Russell Standish writes:

> I had a thought about an alternative way of expressing the UDA
> (universal dovetailer argument).
> Computationalism is the statement that "I am a computation". To use
> the RITSIAR acronym, computations are real in the sense I am real. But
> the Church-Turing thesis gives a particular model of a computation, it
> is effectively defining a computation as something that there is a
> Turing machine emulating. 
> The universal dovetailer is a computation. Contained within its
> execution trace, are the execution traces of all other programs,
> including itself.

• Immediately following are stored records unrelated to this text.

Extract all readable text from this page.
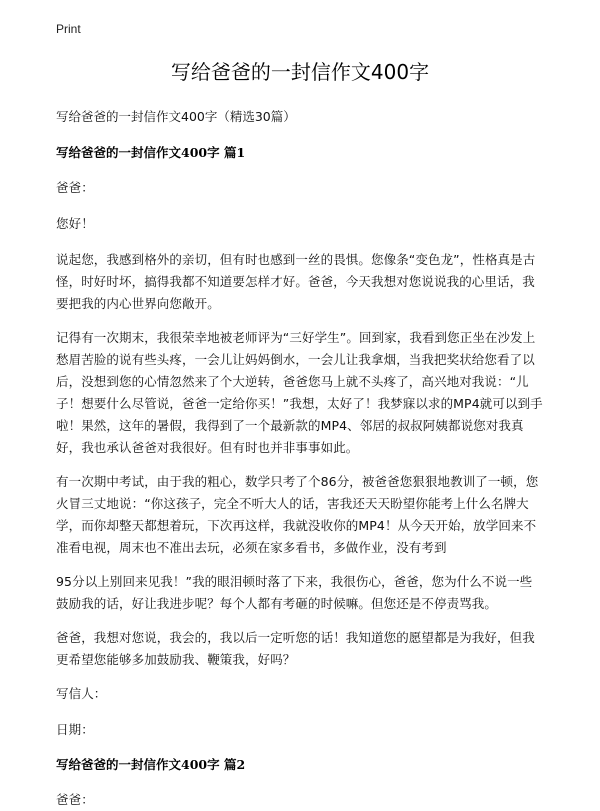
Print
写给爸爸的一封信作文400字

写给爸爸的一封信作文400字（精选30篇）

写给爸爸的一封信作文400字 篇1

爸爸：

您好！

说起您，我感到格外的亲切，但有时也感到一丝的畏惧。您像条“变色龙”，性格真是古怪，时好时坏，搞得我都不知道要怎样才好。爸爸，今天我想对您说说我的心里话，我要把我的内心世界向您敞开。

记得有一次期末，我很荣幸地被老师评为“三好学生”。回到家，我看到您正坐在沙发上愁眉苦脸的说有些头疼，一会儿让妈妈倒水，一会儿让我拿烟，当我把奖状给您看了以后，没想到您的心情忽然来了个大逆转，爸爸您马上就不头疼了，高兴地对我说：“儿子！想要什么尽管说，爸爸一定给你买！”我想，太好了！我梦寐以求的MP4就可以到手啦！果然，这年的暑假，我得到了一个最新款的MP4、邻居的叔叔阿姨都说您对我真好，我也承认爸爸对我很好。但有时也并非事事如此。

有一次期中考试，由于我的粗心，数学只考了个86分，被爸爸您狠狠地教训了一顿，您火冒三丈地说：“你这孩子，完全不听大人的话，害我还天天盼望你能考上什么名牌大学，而你却整天都想着玩，下次再这样，我就没收你的MP4！从今天开始，放学回来不准看电视，周末也不准出去玩，必须在家多看书，多做作业，没有考到

95分以上别回来见我！”我的眼泪顿时落了下来，我很伤心，爸爸，您为什么不说一些鼓励我的话，好让我进步呢？每个人都有考砸的时候嘛。但您还是不停责骂我。

爸爸，我想对您说，我会的，我以后一定听您的话！我知道您的愿望都是为我好，但我更希望您能够多加鼓励我、鞭策我，好吗？

写信人：

日期：

写给爸爸的一封信作文400字 篇2

爸爸：
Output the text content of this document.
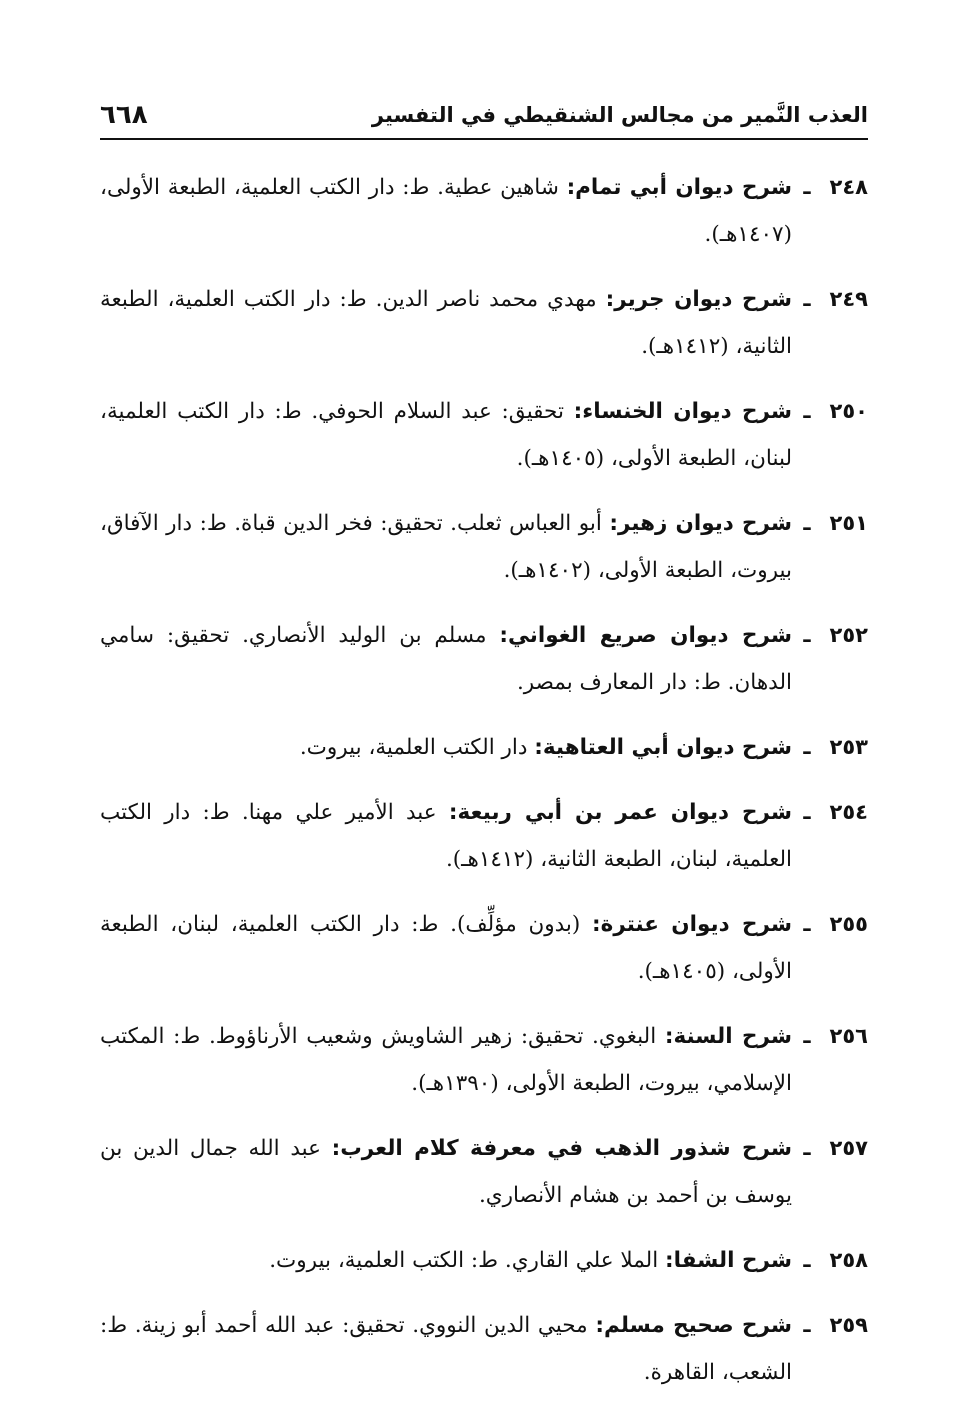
العذب النَّمير من مجالس الشنقيطي في التفسير
٦٦٨
٢٤٨
ـ
شرح ديوان أبي تمام: شاهين عطية. ط: دار الكتب العلمية، الطبعة الأولى، (١٤٠٧هـ).
٢٤٩
ـ
شرح ديوان جرير: مهدي محمد ناصر الدين. ط: دار الكتب العلمية، الطبعة الثانية، (١٤١٢هـ).
٢٥٠
ـ
شرح ديوان الخنساء: تحقيق: عبد السلام الحوفي. ط: دار الكتب العلمية، لبنان، الطبعة الأولى، (١٤٠٥هـ).
٢٥١
ـ
شرح ديوان زهير: أبو العباس ثعلب. تحقيق: فخر الدين قباة. ط: دار الآفاق، بيروت، الطبعة الأولى، (١٤٠٢هـ).
٢٥٢
ـ
شرح ديوان صريع الغواني: مسلم بن الوليد الأنصاري. تحقيق: سامي الدهان. ط: دار المعارف بمصر.
٢٥٣
ـ
شرح ديوان أبي العتاهية: دار الكتب العلمية، بيروت.
٢٥٤
ـ
شرح ديوان عمر بن أبي ربيعة: عبد الأمير علي مهنا. ط: دار الكتب العلمية، لبنان، الطبعة الثانية، (١٤١٢هـ).
٢٥٥
ـ
شرح ديوان عنترة: (بدون مؤلِّف). ط: دار الكتب العلمية، لبنان، الطبعة الأولى، (١٤٠٥هـ).
٢٥٦
ـ
شرح السنة: البغوي. تحقيق: زهير الشاويش وشعيب الأرناؤوط. ط: المكتب الإسلامي، بيروت، الطبعة الأولى، (١٣٩٠هـ).
٢٥٧
ـ
شرح شذور الذهب في معرفة كلام العرب: عبد الله جمال الدين بن يوسف بن أحمد بن هشام الأنصاري.
٢٥٨
ـ
شرح الشفا: الملا علي القاري. ط: الكتب العلمية، بيروت.
٢٥٩
ـ
شرح صحيح مسلم: محيي الدين النووي. تحقيق: عبد الله أحمد أبو زينة. ط: الشعب، القاهرة.
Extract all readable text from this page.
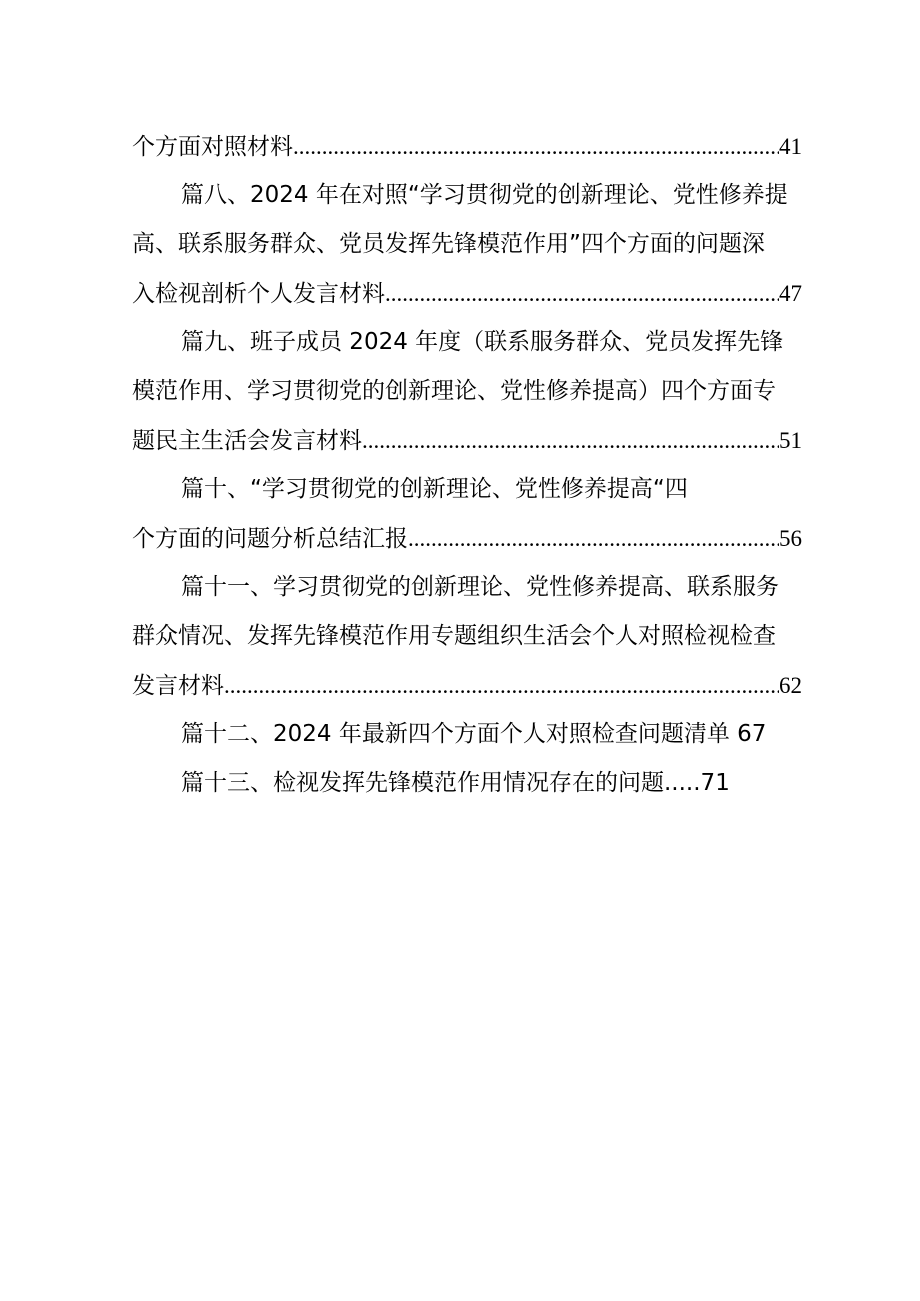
个方面对照材料 .....	41
篇八、2024 年在对照“学习贯彻党的创新理论、党性修养提
高、联系服务群众、党员发挥先锋模范作用”四个方面的问题深
入检视剖析个人发言材料 .....	47
篇九、班子成员 2024 年度（联系服务群众、党员发挥先锋
模范作用、学习贯彻党的创新理论、党性修养提高）四个方面专
题民主生活会发言材料 .....	51
篇十、“学习贯彻党的创新理论、党性修养提高“四
个方面的问题分析总结汇报 .....	56
篇十一、学习贯彻党的创新理论、党性修养提高、联系服务
群众情况、发挥先锋模范作用专题组织生活会个人对照检视检查
发言材料 .....	62
篇十二、2024 年最新四个方面个人对照检查问题清单 67
篇十三、检视发挥先锋模范作用情况存在的问题.....71
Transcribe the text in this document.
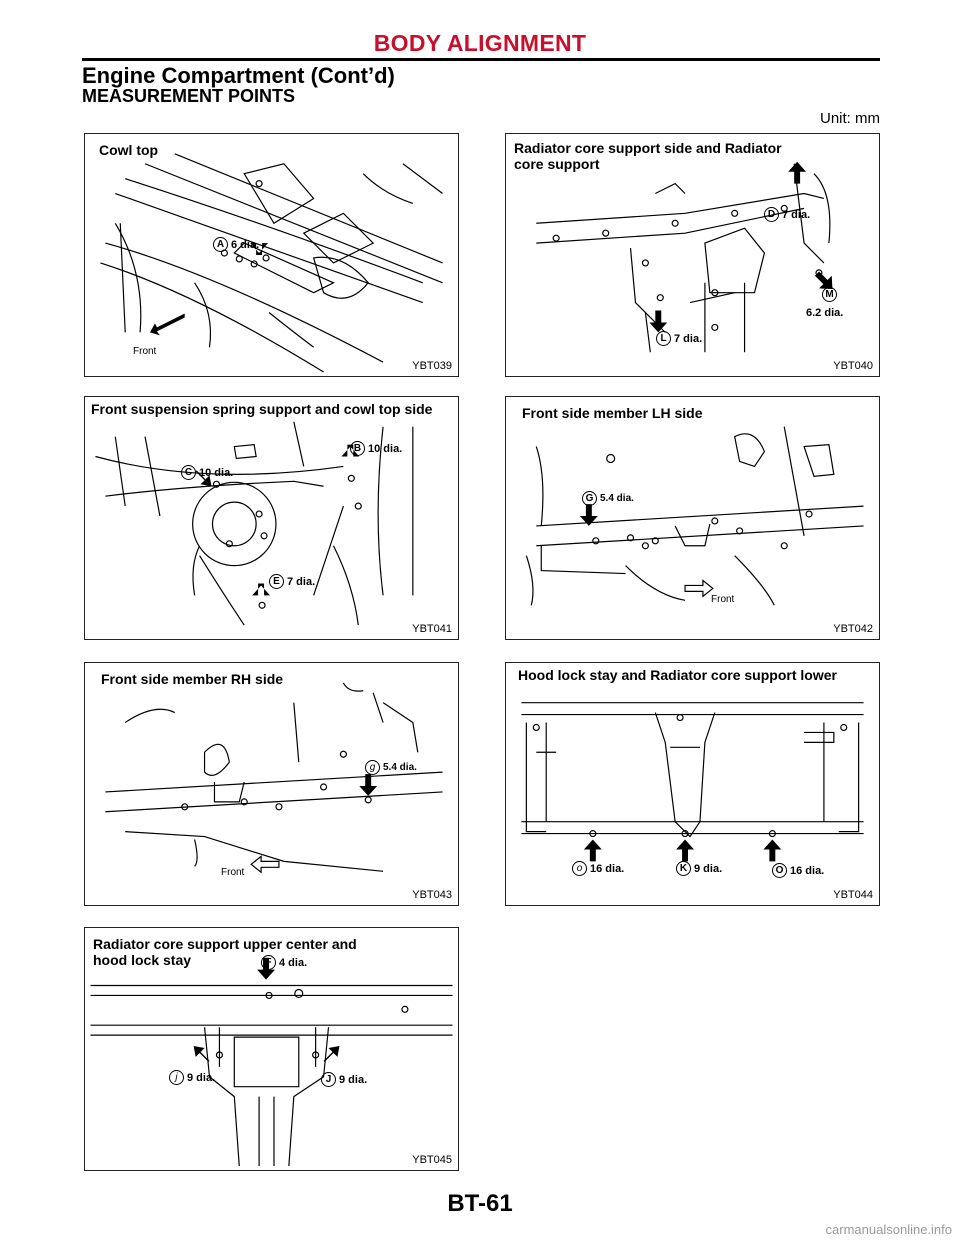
BODY ALIGNMENT
Engine Compartment (Cont’d)
MEASUREMENT POINTS
Unit: mm
Cowl top
A 6 dia.
Front
YBT039
Radiator core support side and Radiator
core support
D 7 dia.
M
6.2 dia.
L 7 dia.
YBT040
Front suspension spring support and cowl top side
B 10 dia.
C 10 dia.
E 7 dia.
YBT041
Front side member LH side
G 5.4 dia.
Front
YBT042
Front side member RH side
g 5.4 dia.
Front
YBT043
Hood lock stay and Radiator core support lower
o 16 dia.	K 9 dia.	O 16 dia.
YBT044
Radiator core support upper center and
hood lock stay	F 4 dia.
j 9 dia.	J 9 dia.
YBT045
BT-61
carmanualsonline.info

If we are a program, we can be found inside a
> universal dovetailer, which can be found within another UD (infinitely
> many, in fact).
> To say that there must be a physical computer on which the dovetailer
> should run, is rather similar to saying there must be an ultimate
> turtle upon which the world rests. The little old lady was right in
> saying "its turtles all the way down". Of course it is also analogous
> to saying there must be a prime mover to start the causal chain. If
> God created the world, then it immediately poses the question "Who
> created God".
> Since it makes no difference in any observable respect whether we are
> living in a computer simulation running on a bare substrate, as one
> that is incidently computated as part of a universal dovetailer, or an
> infinite chain of dovetailers, we really can make use of Laplace's
> ripost to Napoleon "Sire, I have no need of that hypothesis" with
> respect to a concrete computer running our world.
> To rescue the primitive matter world, we need to deny the existence of
> the universal dovetailer. But this denies the Church Turing thesis -
> we have to say some computations exist (eg ourselves), but others
> don't. To make computationalism compatible with primitive materialism
> requires us to abandon the Church-Turing thesis and redefine what we
> mean by computation.

But if a physical universe is needed to run the UD, without a physical universe 
there is no UD. It's a circular argument unless you have some other argument 
showing a computation can run without physical hardware.